Richard Paul Evans „Kolory tamtego lata” - recenzja książki

  • Podziel się:
kolory-tamtego-lata.jpg

Historia miłosna, która wydarzyła się naprawdę. Opowieść o losach Eliany i Rossa to współczesny romans, który zdecydowanie wykracza poza cukierkową historię o miłości.


To książka gwarantuje prawdziwy emocjonalny rollercoaster.  

Wielu sądzi, że życie Eliany jest usłane różami. Przystojny mąż, dziecko i piękny dom we włoskiej Rendoli – czego chcieć więcej? Pod płaszczykiem idealnej rodziny skrywa się jednak smutna prawda o samotnej i nieszczęśliwej kobiecie, która porzuciła kraj, rodzinę i samą siebie. Czy rzeczywiście z każdej sytuacji jest wyjście? Stopniowo budowane napięcie i odkrywanie kolejnych kart z przeszłości bohaterów sprawiło, że książkę przeczytałam praktycznie jednym tchem. Ta lektura uświadomiła mi przed iloma wyzwaniami staje dojrzała miłość. Kiedy potrzeba kochania i bycia kochanym zostaje zrównoważona przez życiowe realia. Pragnienie ochrony dziecka, małżeńskie zobowiązania, wiarę, strach i niepewność… 

I choć wątek miłosny stanowi centrum wydarzeń, to ilość wątków poruszanych w tej książce jest ogromna. Perfekcyjnie skonstruowana postać męża Eliany – Murizzia, pokazuje problemy z jakimi mogą zmagać się wielokulturowe małżeństwa.

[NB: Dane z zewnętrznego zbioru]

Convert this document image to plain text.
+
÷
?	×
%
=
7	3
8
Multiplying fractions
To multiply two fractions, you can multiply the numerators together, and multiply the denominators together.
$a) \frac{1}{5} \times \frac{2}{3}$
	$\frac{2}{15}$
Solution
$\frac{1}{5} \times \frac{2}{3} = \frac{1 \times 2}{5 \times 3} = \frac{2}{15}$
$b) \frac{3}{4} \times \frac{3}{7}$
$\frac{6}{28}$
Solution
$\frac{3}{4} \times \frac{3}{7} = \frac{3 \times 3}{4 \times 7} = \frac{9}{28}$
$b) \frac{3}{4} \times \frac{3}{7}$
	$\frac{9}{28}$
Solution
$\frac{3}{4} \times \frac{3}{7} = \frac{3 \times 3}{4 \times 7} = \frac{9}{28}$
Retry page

Nieobecny mąż i ojciec o typowo włoskim temperamencie, skupiony wyłącznie na pracy to typowy „pies ogrodnika”. O istnieniu żony i synka przypomina sobie dopiero kiedy na arenę wkracza Ross. Nieznajomy Amerykanin szturmem zdobywa serce pięknej Eliany i jej synka, choć sam ma za sobą trudną przeszłość i początkowo wcale nie zamierza się angażować. Sprawy jednak szybko przybierają inny obrót. 

Tłem dla tej pięknej opowieści są malownicze krajobrazy włoskiej Rendoli, która staje się bajkową sceną dla pięknej i wyboistej historii Rossa i Eliany. Rytm powieści wyznaczają włoskie przysłowia, otwierające każdy rozdział. Do tego kojące widoki, bajeczne jedzenie, bohaterowie obdarzeni prawdziwie włoskim temperamentem – aż chce się tam być. 

Sama historia Rossa i Eliany wykracza poza ramy niezobowiązującego romansu. Bajkowe życie głównej bohaterki okazuje się złotą klatkę, z której niełatwo będzie się wyrwać. Sztuka staje się dla niej ucieczką przed samotnością i brakiem miłości. Cienie przeszłości rzucają się również na historię Rossa. Choć czujemy, że zmaga się z ogromnym życiowym ciężarem, dopiero końcowe rozdziały odkrywają przed nami szokująca prawdę. 

Czy Eliana jest gotowa na miłość? Czy Ross przezwycięży wewnętrzne rozterki, a nowe uczucie pozwoli wypełnić wewnętrzną pustkę?  Czy bohaterom uda się pokonać przeciwności? Sprawdźcie sami. Warto!